Crédits photo : capture YouTube  https://youtu.be/Da-zyTDU_Dg?si=d8GjwcYxPpo7-la5

Béatrice Idiard-Chamois est sage-femme. Sa particularité, elle est née avec une amblyopie sévère et mal voyante. Par la suite, un accident artériel a eu des graves conséquences sur sa mobilité, elle se déplace à l’aide d’un fauteuil manuel. Béatrice travaille à l’Institut Mutualiste Montsouris à Paris depuis plus de 30 ans et a créé une consultation « Parentalité handicap moteur et sensoriel » en octobre 2006, ainsi qu’une « Consultation gynécologie handicap » en janvier 2015.

Béatrice a une fille et est grand-mère depuis un an.

Une interview Synergies-news


Quelle est votre clientèle ?
« Concernant la parentalité, je reçois tous types de handicaps à l’exception du handicap mental. Dans ce cas, les enfants sont souvent placés. Pour moi, c’est quelque chose de compliqué de ne pouvoir voir l’enfant qu’en pouponnière.

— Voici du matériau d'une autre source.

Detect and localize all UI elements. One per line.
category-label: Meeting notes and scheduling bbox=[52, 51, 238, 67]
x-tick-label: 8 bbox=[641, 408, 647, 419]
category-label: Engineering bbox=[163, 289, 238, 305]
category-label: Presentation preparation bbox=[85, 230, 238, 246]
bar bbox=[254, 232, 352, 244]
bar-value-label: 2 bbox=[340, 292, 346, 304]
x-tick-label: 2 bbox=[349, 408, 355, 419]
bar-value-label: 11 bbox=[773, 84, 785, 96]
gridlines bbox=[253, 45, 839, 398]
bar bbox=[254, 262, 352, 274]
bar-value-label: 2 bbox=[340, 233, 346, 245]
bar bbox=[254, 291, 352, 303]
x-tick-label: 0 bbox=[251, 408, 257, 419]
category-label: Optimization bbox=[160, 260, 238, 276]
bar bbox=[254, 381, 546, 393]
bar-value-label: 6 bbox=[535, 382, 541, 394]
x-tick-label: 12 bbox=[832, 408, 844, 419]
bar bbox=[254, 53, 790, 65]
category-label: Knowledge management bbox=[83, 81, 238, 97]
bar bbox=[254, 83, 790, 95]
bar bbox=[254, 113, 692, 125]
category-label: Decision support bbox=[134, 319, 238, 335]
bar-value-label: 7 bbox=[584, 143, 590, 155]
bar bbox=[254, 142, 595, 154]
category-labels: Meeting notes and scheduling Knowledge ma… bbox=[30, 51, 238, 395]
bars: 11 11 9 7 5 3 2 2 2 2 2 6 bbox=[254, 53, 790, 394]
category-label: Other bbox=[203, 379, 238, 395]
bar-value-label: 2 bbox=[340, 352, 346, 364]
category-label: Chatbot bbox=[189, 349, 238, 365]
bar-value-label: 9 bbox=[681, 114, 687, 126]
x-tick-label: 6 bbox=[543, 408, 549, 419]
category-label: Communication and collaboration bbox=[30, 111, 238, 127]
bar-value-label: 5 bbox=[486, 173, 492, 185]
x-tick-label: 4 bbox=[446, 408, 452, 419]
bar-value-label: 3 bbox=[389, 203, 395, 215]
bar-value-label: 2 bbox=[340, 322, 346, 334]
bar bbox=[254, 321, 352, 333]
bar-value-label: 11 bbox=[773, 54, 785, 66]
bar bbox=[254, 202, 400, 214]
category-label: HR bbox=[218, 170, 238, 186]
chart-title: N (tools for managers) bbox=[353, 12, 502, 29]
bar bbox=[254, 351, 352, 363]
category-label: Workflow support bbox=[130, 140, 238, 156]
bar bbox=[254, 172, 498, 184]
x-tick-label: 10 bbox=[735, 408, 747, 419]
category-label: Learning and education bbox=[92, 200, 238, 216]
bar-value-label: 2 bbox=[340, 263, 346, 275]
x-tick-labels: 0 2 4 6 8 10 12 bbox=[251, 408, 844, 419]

Par contre, pour la consultation en gynécologie, j’accueille tous les types de handicaps, incluant le handicap mental, les patientes autistes ainsi que des personnes lourdement handicapées ou grabataires, vivant en institutions. »

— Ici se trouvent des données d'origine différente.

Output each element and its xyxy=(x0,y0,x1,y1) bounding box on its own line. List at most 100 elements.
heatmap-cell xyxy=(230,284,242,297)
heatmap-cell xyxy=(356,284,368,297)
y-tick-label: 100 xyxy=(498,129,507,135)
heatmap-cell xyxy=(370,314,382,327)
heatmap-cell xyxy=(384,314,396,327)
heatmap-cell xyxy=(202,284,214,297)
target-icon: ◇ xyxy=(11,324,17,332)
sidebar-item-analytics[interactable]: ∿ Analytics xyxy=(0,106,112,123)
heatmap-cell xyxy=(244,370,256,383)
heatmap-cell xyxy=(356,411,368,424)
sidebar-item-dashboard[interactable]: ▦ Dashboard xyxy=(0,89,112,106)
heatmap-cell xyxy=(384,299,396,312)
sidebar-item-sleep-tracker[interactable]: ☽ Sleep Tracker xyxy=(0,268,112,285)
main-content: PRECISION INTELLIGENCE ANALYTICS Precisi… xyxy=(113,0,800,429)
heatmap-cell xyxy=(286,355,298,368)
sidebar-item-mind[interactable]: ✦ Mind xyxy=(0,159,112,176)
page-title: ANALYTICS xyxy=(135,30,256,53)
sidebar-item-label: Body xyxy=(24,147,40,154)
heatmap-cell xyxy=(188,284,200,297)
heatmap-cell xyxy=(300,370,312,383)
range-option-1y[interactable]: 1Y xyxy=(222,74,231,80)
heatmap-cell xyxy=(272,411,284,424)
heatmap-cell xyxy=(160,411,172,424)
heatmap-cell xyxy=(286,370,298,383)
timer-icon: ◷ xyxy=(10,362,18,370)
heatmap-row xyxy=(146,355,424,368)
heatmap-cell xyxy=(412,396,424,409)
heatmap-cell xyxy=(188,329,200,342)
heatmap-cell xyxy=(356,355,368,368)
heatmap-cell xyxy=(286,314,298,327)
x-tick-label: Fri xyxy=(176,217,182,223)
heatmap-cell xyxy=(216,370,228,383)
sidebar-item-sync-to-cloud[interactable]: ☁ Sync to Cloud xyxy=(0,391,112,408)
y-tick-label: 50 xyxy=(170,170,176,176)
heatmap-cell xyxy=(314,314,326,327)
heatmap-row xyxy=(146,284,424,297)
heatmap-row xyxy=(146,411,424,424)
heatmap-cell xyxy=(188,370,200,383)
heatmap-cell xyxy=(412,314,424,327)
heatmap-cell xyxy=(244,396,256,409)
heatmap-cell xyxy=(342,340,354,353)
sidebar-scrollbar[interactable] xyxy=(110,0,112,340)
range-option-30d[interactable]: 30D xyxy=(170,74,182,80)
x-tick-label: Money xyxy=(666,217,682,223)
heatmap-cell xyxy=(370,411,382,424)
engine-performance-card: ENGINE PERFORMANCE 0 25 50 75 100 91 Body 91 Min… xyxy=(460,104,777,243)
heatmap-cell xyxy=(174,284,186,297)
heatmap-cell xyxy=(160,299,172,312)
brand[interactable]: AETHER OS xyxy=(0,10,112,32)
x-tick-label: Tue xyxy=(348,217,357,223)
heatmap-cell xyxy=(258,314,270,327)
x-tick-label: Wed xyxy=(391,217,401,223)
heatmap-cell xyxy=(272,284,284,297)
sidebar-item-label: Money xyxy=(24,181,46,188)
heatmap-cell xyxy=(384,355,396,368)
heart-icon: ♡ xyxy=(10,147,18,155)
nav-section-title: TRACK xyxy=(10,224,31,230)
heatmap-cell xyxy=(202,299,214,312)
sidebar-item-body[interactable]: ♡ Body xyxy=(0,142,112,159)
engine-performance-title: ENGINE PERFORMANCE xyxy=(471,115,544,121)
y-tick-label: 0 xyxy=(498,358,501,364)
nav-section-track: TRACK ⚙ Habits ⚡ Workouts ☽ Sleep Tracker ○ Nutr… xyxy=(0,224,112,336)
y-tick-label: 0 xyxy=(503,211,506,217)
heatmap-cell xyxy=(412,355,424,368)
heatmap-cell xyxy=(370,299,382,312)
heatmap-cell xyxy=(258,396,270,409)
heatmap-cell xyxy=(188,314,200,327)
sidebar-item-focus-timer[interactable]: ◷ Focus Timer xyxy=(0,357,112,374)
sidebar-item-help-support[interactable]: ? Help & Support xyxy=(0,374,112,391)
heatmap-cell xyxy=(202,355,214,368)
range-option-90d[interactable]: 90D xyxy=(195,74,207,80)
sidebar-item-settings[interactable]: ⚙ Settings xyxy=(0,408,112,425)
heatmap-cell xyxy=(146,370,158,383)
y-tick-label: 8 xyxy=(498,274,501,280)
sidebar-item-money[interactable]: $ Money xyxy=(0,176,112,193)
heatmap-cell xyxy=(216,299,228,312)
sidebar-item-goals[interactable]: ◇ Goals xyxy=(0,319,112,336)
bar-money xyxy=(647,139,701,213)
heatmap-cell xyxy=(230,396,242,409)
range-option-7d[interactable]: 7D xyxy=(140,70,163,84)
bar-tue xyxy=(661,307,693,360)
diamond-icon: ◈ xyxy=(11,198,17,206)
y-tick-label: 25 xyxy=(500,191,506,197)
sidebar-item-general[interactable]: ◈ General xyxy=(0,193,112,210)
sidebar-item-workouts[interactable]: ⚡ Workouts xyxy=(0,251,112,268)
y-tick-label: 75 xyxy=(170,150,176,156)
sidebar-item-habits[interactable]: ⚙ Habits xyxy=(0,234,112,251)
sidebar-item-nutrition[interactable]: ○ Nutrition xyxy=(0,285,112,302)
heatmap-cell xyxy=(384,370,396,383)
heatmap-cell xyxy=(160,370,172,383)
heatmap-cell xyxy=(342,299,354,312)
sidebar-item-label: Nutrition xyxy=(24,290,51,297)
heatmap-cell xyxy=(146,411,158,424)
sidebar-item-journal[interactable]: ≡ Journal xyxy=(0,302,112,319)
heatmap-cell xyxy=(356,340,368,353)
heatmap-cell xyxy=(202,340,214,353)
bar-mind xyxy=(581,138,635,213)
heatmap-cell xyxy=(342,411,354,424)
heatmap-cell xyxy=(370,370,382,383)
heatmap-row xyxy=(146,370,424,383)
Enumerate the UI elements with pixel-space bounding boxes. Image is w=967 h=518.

Quelles sont les adaptations que vous avez dû mettre en place ?
« Ce sont essentiellement une table et un lit accessible pour les personnes à mobilité réduite. Des calques thermoformés pour réaliser des images en relief des échographies destinées aux patientes non-voyantes. Du matériel adapté pour peser les patientes enceintes, comme une “chaise-balance”, qui est un fauteuil roulant destiné aux personnes qui ne peuvent pas se tenir debout. Je parle aussi la langue des signes pour les personnes sourdes. Concernant l’hôpital, nous avons mis du braille et des chiffres en relief dans toutes les chambres. Nous avons aménagé un parcours pour les personnes se déplaçant avec des cannes blanches, par exemple, avec des signalisations à chaque étage et en installant dans les ascenseurs une voix de synthèse qui indique chaque étage. »

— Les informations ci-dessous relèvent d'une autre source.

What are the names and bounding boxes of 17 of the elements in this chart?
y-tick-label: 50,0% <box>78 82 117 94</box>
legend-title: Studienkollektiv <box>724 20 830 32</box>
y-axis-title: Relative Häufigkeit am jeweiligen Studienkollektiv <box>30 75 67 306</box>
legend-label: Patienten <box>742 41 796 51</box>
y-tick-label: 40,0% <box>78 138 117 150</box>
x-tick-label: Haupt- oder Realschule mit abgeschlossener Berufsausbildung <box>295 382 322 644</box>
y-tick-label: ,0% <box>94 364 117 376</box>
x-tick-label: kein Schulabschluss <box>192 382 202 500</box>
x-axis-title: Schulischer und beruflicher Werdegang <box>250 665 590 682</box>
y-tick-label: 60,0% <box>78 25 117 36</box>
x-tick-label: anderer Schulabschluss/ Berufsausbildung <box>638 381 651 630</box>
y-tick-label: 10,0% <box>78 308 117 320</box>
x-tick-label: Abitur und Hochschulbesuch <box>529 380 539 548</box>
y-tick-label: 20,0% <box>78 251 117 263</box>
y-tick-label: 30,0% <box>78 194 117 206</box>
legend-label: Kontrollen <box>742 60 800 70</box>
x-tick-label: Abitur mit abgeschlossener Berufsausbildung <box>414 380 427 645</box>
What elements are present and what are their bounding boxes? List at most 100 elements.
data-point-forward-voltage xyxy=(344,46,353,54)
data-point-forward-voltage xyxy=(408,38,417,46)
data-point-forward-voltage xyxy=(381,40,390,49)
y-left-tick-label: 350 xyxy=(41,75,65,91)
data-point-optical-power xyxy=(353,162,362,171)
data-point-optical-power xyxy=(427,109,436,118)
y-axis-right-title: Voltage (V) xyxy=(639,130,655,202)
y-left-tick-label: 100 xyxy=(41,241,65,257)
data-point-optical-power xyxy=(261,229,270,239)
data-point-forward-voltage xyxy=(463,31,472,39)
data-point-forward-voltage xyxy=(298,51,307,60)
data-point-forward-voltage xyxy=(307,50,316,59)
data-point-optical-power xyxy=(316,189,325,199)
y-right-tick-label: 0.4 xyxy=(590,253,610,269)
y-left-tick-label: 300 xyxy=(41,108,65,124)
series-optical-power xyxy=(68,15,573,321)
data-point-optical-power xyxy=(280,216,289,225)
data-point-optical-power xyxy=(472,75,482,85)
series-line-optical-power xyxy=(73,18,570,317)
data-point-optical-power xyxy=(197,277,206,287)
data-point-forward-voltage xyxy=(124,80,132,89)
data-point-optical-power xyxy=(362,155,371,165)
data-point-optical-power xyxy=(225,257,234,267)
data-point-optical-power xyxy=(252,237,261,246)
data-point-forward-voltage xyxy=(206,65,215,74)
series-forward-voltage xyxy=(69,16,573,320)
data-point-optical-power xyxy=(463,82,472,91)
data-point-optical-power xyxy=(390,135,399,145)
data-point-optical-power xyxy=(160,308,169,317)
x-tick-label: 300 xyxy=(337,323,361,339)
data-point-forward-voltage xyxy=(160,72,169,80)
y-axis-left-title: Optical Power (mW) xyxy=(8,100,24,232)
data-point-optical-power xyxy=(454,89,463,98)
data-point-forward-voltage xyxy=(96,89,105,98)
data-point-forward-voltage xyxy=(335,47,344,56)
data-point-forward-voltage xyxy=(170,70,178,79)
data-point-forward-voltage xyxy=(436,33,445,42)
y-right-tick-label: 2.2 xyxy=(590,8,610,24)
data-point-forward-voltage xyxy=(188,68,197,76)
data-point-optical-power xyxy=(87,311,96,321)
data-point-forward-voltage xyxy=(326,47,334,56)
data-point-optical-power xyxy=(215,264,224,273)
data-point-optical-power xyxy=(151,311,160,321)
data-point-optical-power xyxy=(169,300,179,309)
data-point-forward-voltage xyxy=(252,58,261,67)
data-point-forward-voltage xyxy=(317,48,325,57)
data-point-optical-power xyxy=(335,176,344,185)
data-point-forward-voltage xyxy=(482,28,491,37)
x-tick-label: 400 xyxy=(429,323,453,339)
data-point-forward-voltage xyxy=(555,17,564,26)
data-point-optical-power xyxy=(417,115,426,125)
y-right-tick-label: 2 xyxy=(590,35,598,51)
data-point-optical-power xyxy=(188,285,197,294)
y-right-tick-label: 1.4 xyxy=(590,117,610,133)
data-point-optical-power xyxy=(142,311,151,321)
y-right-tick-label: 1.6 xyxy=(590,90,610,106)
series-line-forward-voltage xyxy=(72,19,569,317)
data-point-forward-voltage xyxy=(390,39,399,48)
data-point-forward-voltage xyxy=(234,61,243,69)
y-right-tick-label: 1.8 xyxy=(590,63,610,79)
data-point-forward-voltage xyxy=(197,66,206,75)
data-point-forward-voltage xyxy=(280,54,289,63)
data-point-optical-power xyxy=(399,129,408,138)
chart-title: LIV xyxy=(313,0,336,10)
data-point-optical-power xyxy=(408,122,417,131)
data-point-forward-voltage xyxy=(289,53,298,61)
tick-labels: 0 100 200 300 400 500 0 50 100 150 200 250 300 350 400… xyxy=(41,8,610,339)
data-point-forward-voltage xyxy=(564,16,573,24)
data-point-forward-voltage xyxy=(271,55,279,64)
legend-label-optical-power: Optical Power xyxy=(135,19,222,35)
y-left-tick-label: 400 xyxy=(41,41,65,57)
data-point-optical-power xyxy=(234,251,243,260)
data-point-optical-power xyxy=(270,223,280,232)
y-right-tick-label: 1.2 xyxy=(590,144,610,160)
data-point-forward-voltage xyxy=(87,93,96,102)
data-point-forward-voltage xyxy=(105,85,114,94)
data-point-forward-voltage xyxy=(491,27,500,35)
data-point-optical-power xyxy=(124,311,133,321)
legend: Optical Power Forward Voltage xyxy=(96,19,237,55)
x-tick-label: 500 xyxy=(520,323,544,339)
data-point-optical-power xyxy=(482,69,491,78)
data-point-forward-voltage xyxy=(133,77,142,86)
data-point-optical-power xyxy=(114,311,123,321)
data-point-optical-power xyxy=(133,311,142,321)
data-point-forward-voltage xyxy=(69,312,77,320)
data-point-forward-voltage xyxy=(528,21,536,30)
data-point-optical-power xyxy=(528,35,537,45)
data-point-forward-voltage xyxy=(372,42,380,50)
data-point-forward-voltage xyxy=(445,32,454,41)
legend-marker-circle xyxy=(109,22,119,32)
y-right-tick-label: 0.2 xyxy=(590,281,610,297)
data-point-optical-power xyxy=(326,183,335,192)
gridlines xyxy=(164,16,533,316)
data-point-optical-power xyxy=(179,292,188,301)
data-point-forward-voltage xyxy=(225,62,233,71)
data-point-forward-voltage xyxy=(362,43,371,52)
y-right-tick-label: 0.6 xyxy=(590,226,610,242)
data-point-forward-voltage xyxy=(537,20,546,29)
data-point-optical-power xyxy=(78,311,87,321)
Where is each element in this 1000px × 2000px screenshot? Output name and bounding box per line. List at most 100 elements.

Quelles sont les difficultés que vous rencontrez dans votre profession ?
« Étant à mobilité réduite et atteinte d’une amblyopie sévère, je ne peux pas conduire un véhicule, les déplacements depuis mon domicile prennent plus de temps, car j’habite loin de mon lieu de travail. Je voudrais faire connaître le handicap aux autres médecins et sages-femmes qui travaillent dans le service maternité. Il n’existe pas de formation spécifique à ce sujet. Je n’ai pas assez de temps pour accueillir tout le monde et répondre aux demandes de formations sur le handicap de la part de mes collègues. »

Un message ?
«Concernant l’avenir de la consultation, j’ai 59 ans et je suis bientôt à la retraite. Je vous avoue honnêtement que je ne sais pas ce qu’elle deviendra. Ce n’est pas que je m’en moque, mais nul n’est irremplaçable et quand je partirai, je partirai ! C’est à la Direction de l’hôpital de savoir ce qu’elle veut faire de cette consultation. Il faudra être bien formé pour s’assurer du consentement des patientes en situation de handicap pour les examiner. Si ce n’est pas le cas, cela peut être très violent pour elle. Beaucoup de mes patientes dans la consultation de gynécologie ne parlent pas ! Elles n’ont pas accès à la parole et ont souvent affaire à de tierces personnes. Il est très compliqué d’avoir leur consentement pour les examens. J’ai fait une merveilleuse formation d’haptonomie, plus particulièrement en haptosynésie pour les personnes malades et en situation de handicap.

Cette formation m’aide beaucoup pour aborder la problématique du consentement. Il faudrait développer des formations pour les médecins et les sages-femmes sur la thématique “Qu’est-ce que le handicap ?”  Les médecins apprennent les pathologies concernant les types de handicaps, mais ne savent pas ce qu’est le handicap. Nous sommes considérés comme des personnes vulnérables, alors que la vulnérabilité atteint aussi bien les personnes valides que les personnes en situation de handicap ! »


*L’haptonomie est définie comme la science de la vie affective qui étudie et met en œuvre les phénomènes propres aux contacts affectifs dans les relations humaines

*L’haptosynésie est le traitement des troubles physiques dans le cadre de l’haptonomie.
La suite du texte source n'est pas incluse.